13.06.11
NHS Future Forum reports back
The final report of the NHS Future Forum is being received at Downing Street today by David Cameron, Nick Clegg and Andrew Lansley.
The Government is expected to accept most of its recommendations for changes to the Health & Social Care Bill, including its very first sentence – which would have removed the legal obligation on the Health Secretary to “provide and secure the provision of” healthcare, which the holder of that role has had since the founding of the health service after the Second World War.
The NHS Future Forum has been conducting a two-month investigation since the legislation was ‘paused’ and the listening exercise began. Most of its other likely recommendations have become common knowledge, for example the abandoning of the 2013 deadline for consortia to take over from PCTs as commissioners of care, and the altered role for regulator Monitor.

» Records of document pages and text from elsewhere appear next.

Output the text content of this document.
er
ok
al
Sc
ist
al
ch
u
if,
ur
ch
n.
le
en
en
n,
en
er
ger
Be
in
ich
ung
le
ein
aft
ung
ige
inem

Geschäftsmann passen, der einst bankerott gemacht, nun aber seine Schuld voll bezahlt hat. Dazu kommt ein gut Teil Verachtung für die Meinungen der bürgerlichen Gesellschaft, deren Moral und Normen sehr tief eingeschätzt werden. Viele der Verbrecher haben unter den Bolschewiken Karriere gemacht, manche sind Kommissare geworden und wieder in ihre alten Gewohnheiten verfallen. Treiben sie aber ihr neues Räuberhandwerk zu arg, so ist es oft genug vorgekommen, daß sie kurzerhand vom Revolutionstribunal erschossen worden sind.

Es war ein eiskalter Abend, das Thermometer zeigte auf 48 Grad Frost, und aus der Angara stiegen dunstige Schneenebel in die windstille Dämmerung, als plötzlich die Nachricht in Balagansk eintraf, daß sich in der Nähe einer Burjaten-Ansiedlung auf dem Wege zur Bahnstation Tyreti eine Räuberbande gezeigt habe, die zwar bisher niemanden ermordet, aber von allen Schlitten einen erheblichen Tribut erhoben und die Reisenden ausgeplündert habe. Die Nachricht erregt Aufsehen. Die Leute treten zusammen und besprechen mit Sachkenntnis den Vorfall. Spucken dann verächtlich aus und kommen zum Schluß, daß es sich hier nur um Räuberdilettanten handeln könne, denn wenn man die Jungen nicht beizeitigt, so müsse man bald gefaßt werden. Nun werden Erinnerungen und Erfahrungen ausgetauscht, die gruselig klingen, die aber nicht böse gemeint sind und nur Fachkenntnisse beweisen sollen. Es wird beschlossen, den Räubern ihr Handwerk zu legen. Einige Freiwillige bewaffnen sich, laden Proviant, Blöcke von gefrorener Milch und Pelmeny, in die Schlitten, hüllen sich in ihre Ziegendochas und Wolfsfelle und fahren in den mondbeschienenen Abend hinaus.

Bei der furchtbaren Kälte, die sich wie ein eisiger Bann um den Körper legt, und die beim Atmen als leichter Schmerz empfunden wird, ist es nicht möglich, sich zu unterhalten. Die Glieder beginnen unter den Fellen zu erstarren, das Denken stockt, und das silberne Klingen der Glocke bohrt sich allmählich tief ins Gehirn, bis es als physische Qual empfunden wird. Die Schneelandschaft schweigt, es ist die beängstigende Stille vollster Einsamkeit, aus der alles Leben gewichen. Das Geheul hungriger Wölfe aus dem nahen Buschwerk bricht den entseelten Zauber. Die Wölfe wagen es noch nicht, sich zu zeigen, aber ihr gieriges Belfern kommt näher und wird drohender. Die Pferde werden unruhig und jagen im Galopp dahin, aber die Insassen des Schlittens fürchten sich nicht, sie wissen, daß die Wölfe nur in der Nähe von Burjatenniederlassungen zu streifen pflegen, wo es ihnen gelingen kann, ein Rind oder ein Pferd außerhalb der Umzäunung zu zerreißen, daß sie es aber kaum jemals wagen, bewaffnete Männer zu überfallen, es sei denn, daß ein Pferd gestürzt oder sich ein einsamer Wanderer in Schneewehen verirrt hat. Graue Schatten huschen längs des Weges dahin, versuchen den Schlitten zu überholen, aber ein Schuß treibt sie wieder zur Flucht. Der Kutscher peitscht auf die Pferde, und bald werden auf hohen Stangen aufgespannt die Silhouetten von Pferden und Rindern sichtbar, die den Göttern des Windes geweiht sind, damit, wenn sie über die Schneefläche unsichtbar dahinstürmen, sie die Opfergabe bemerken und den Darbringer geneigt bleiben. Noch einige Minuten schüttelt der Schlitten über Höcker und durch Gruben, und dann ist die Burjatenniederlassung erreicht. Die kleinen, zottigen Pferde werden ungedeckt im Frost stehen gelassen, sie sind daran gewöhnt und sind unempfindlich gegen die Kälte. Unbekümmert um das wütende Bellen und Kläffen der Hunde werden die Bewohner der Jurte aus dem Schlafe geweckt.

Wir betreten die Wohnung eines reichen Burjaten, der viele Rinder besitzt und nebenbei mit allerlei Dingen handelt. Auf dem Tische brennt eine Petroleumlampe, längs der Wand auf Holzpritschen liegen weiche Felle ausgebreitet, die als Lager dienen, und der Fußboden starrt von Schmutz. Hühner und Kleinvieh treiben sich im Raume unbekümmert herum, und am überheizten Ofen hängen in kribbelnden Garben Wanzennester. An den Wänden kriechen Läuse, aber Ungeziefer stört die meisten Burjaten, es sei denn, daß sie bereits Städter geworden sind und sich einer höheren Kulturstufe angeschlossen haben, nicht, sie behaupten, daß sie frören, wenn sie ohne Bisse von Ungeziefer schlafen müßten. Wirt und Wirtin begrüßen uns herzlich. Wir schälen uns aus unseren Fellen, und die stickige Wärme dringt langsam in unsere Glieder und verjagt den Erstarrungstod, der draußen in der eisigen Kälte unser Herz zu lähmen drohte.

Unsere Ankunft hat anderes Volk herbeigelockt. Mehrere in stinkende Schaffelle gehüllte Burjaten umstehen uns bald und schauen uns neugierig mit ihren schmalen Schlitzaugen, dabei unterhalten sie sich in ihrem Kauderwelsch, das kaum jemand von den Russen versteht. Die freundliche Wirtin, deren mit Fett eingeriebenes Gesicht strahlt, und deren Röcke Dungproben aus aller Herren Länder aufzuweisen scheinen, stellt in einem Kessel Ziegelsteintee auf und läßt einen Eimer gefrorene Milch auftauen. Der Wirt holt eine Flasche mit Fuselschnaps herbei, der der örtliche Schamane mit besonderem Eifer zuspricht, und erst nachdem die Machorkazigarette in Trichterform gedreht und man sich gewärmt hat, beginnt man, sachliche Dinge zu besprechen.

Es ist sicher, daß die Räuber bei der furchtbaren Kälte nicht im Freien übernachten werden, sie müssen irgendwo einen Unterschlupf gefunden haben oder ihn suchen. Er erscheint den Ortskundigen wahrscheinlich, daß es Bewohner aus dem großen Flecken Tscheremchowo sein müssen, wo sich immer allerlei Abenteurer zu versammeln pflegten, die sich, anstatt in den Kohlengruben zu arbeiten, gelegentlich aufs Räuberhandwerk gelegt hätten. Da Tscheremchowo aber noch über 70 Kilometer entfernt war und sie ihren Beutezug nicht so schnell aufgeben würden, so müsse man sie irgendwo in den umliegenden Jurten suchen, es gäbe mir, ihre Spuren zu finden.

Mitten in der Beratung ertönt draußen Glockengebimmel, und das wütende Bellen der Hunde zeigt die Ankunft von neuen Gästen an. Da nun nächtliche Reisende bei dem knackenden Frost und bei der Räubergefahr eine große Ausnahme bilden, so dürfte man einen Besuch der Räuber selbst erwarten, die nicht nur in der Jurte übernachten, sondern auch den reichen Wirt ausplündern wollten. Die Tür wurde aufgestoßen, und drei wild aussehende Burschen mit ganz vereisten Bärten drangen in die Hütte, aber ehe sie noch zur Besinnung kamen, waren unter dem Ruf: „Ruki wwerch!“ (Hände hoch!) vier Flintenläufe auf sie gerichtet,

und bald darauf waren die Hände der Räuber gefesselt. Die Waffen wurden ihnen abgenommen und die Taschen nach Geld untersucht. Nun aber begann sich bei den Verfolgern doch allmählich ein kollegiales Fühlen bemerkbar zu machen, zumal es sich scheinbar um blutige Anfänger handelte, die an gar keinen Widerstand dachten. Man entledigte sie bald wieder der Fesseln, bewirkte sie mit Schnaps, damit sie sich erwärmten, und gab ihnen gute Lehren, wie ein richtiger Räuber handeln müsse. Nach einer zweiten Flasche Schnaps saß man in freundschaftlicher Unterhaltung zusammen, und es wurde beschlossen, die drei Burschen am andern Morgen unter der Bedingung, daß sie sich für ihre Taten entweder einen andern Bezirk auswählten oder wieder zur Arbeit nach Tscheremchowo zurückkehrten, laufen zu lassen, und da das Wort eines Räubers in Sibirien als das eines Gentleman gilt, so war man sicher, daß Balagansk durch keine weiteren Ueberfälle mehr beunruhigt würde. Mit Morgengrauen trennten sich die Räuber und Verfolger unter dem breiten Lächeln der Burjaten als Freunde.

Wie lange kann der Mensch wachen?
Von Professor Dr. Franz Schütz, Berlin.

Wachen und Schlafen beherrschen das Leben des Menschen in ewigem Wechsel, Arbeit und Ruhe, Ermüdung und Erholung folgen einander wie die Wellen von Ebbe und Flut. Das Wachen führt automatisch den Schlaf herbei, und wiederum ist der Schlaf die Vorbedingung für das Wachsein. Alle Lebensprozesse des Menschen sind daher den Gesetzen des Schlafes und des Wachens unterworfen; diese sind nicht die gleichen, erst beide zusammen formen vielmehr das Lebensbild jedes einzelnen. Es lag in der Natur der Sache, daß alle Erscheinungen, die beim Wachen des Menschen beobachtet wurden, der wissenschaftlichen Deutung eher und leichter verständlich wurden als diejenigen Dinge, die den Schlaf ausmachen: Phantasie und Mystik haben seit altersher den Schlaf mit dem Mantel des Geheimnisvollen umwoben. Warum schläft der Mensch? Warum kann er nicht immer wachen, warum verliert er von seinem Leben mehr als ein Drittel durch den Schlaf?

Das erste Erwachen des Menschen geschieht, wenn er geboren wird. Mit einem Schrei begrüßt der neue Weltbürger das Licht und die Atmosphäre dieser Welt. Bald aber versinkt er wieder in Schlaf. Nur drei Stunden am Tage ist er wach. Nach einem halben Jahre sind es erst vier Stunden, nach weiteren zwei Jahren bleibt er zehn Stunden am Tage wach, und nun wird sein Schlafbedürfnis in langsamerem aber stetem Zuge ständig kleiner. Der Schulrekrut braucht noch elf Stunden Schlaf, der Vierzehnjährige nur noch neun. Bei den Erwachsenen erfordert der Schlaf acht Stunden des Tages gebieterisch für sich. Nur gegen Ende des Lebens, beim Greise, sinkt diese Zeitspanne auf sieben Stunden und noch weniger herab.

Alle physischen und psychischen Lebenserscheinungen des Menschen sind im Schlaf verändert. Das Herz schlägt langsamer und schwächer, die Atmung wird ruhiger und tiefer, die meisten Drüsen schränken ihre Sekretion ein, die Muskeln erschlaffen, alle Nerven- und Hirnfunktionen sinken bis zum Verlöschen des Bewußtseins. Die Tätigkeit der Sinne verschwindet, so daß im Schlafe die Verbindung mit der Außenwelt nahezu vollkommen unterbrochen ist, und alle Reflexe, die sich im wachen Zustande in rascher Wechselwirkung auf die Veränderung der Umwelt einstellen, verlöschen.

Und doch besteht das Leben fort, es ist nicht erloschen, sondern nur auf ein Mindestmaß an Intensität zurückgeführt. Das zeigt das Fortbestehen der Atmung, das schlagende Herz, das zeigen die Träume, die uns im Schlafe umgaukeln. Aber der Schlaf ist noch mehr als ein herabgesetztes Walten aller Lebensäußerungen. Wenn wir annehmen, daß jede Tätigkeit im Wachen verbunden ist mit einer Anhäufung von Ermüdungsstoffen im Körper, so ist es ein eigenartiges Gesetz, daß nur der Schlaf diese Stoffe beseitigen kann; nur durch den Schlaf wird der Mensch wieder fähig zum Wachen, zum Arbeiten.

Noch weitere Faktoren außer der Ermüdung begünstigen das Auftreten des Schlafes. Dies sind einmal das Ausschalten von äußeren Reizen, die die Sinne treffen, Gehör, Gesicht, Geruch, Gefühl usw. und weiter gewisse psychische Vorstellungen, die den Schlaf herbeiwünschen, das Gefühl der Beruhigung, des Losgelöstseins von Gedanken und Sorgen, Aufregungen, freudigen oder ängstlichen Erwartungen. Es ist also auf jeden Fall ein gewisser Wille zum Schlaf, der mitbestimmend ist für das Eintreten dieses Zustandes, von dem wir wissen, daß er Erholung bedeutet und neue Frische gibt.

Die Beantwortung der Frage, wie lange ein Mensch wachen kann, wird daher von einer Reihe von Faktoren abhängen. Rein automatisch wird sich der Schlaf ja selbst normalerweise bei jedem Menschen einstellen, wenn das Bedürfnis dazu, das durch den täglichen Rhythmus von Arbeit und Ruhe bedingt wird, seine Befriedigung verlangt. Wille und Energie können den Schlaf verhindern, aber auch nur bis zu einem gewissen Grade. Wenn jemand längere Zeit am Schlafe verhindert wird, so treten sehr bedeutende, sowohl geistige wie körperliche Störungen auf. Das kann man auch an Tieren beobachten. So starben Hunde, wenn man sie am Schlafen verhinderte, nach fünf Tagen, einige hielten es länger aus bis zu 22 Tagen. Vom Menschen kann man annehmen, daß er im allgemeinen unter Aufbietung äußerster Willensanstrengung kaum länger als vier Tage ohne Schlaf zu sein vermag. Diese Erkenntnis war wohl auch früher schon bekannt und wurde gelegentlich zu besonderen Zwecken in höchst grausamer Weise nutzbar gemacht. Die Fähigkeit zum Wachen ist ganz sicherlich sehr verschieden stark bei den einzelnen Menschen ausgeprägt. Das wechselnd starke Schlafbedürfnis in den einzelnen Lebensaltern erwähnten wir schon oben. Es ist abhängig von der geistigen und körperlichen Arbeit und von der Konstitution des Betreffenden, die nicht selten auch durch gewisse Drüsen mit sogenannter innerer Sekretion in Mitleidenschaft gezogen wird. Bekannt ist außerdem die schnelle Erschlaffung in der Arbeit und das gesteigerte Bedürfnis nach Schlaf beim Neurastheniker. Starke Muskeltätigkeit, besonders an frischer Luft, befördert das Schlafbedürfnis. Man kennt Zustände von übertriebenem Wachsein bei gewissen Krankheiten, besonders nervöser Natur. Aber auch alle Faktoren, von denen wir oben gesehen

Clegg has claimed to have achieved victory in 11 of the 13 areas demanded by a motion at the Liberal Democrat spring conference, which was the catalyst for the amendments to the reforms.
But many Conservative backbenchers, angry at seeing their Coalition partners trying to take all the credit for the amendments which they see as watering down the reforms, have hit back over the weekend. Among them was Nick de Bois, who accused the Lib Dems of “kindergarten politics”.
But Clegg’s chief political adviser, Norman Lamb MP, told the BBC: “This is not a case of triumphalism. This is a case of improving the policy.”
The detailed Government response to the NHS Future Forum report is expected tomorrow.